Has Bishop David McClay got no conscience or self-respect? I saw how his failure to address savage bullying drove an NHS medic (me), a female university professor, a senior schoolmistress and a farmer-businessman to leave the Down and Dromore Diocese. My understanding is that the latter person may have returned to their old parish over time. Should Bishop McClay be asked to resign in disgrace before his disregard for Anglican Church rules, national law and biblical principles of natural justice endangers any more Anglicans?
Should David McClay be the subject of an independent inquiry, if he does not resign? As a well as multiple vanishing ex-New Wine students, there is also concern about David McClay’s pathetic and cowardly failure to formally name the late Canon W G Neely, a child abusing priest who was cynically shielded and shifted. KRWLAW, a leading Human Rights legal firm, have posted: ‘Neely abuse: Church of Ireland Bishop ‘apologises’ for unnamed rector – ignores Belfast-Tipperary transfer’.
Lightning striking once is a random fluke, but multiple strikes are certainly not. Multiple hidden incidents of bullying-abuse-harassment cover up in David McClay’s diocese point to his immorality and incompetence. He should be asked to resign.
Just a quick reminder that the “UK Anglican Church” is in fact three churches: the CofE, the Scottish Episcopal Church and the Church in Wales. I don’t know if the latter two have relationships with New Wine; however the CinW (at least) has safeguarding problems of its own, with a former Bishop in prison.
See my answer above. Apologies, posted in wrong place.
No problem!
It is paradoxical that they “should” be on the same continuum but where pitting smaller people against other smaller people is concerned this is the lowest common denominator ever since the Act of Uniformity and in the now fashionable “church associations” / “emergent streams”.
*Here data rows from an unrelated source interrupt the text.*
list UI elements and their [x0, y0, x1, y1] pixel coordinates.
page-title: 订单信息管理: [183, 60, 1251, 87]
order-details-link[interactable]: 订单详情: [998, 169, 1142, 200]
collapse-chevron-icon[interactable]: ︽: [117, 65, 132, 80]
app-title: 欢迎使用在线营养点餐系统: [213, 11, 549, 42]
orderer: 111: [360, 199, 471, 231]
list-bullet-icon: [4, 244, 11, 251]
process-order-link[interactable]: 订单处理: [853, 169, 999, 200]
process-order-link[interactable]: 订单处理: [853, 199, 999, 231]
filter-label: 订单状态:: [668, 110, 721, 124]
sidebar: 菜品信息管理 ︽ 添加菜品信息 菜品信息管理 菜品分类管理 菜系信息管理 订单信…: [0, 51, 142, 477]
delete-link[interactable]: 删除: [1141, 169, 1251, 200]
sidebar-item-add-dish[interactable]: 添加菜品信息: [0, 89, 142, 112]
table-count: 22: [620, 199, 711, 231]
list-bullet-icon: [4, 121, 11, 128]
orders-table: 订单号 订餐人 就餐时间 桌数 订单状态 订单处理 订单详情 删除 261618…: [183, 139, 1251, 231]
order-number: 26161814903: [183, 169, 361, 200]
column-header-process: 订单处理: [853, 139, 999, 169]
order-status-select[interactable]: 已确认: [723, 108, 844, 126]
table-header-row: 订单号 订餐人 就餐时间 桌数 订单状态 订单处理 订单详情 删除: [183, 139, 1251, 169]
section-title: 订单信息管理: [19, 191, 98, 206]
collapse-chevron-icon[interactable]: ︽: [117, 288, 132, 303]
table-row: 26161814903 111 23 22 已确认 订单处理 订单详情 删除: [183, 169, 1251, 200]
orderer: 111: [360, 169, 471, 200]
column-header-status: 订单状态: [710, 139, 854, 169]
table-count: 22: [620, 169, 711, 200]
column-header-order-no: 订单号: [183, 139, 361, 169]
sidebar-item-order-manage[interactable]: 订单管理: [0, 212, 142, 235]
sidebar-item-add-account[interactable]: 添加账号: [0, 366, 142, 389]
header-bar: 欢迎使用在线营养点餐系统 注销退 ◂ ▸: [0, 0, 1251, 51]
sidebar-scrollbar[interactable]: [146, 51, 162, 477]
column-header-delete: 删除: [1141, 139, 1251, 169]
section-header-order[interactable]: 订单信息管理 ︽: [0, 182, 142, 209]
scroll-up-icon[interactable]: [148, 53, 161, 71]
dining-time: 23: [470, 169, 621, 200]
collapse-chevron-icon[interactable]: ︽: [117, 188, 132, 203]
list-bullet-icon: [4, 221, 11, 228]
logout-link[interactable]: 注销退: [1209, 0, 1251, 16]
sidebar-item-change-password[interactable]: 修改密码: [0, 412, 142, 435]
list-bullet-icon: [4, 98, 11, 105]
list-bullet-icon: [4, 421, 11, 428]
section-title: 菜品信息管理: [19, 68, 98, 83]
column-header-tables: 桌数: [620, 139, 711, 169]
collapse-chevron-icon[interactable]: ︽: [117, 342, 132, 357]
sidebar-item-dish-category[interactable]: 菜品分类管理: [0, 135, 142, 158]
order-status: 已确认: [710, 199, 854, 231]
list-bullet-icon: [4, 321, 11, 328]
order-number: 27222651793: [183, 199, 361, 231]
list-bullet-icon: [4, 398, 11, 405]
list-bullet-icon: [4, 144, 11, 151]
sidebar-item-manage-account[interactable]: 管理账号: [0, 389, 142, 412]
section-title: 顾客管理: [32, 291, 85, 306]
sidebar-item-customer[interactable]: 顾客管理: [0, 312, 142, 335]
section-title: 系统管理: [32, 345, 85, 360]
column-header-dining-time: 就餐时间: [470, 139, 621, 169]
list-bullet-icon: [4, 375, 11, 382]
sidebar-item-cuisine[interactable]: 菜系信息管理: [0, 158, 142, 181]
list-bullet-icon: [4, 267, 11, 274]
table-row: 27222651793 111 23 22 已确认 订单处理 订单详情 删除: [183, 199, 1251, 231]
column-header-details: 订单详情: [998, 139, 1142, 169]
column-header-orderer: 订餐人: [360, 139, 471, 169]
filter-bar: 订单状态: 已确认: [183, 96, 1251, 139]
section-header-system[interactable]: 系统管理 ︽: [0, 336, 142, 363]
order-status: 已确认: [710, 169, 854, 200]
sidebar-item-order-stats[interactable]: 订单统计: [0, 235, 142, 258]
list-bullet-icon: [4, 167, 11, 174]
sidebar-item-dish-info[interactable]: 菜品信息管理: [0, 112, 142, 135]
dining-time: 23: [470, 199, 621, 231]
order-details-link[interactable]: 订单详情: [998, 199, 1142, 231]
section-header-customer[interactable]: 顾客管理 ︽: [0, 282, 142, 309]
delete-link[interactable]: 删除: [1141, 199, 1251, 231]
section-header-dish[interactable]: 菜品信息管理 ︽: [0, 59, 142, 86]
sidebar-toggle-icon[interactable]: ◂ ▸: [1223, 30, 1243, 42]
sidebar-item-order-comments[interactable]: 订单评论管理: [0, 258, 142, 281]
In the church we look up for spiritual teaching and advice to our leaders. Support on this level helps us on our pathways to find God. Clergy need this support from Bishops and Archbishops just as much as members of congregations need the support from their vicars and spiritual leaders.
The Church must safeguard that this support and guidance must be genuine and sustained. If the church fails to fulfil its duty, an independent group must step in.
There are secular situations where a judicial panel is convened of a lay person, a professional relevant to the sphere examined and a legal person (barrister-judge). It would be relatively easy for the Anglican Church to fix up something akin to this. But our Bishops and Archbishops possibly prefer some Anglican equivalent of papal infallibility: ‘anointed leaders vs troublemakers’. Victims, witnesses and whistleblowers, all too easily get ignored or cast as villains in current systems. Christ-less Christianity never works. Neither does safeguarding. or Church bullying-abuse-harassment protection, if bishops pass complaints to underlings with a vested interest in finding nothing.
BBC Radio 4 (09 Dec 2025) has a 37 mins programme-‘An unholy row over bishop accused of bullying’-about the Bishop Anne Dyer case in the Scottish Episcopal Church. The ‘File on 4 Investigates’ programme is very interesting.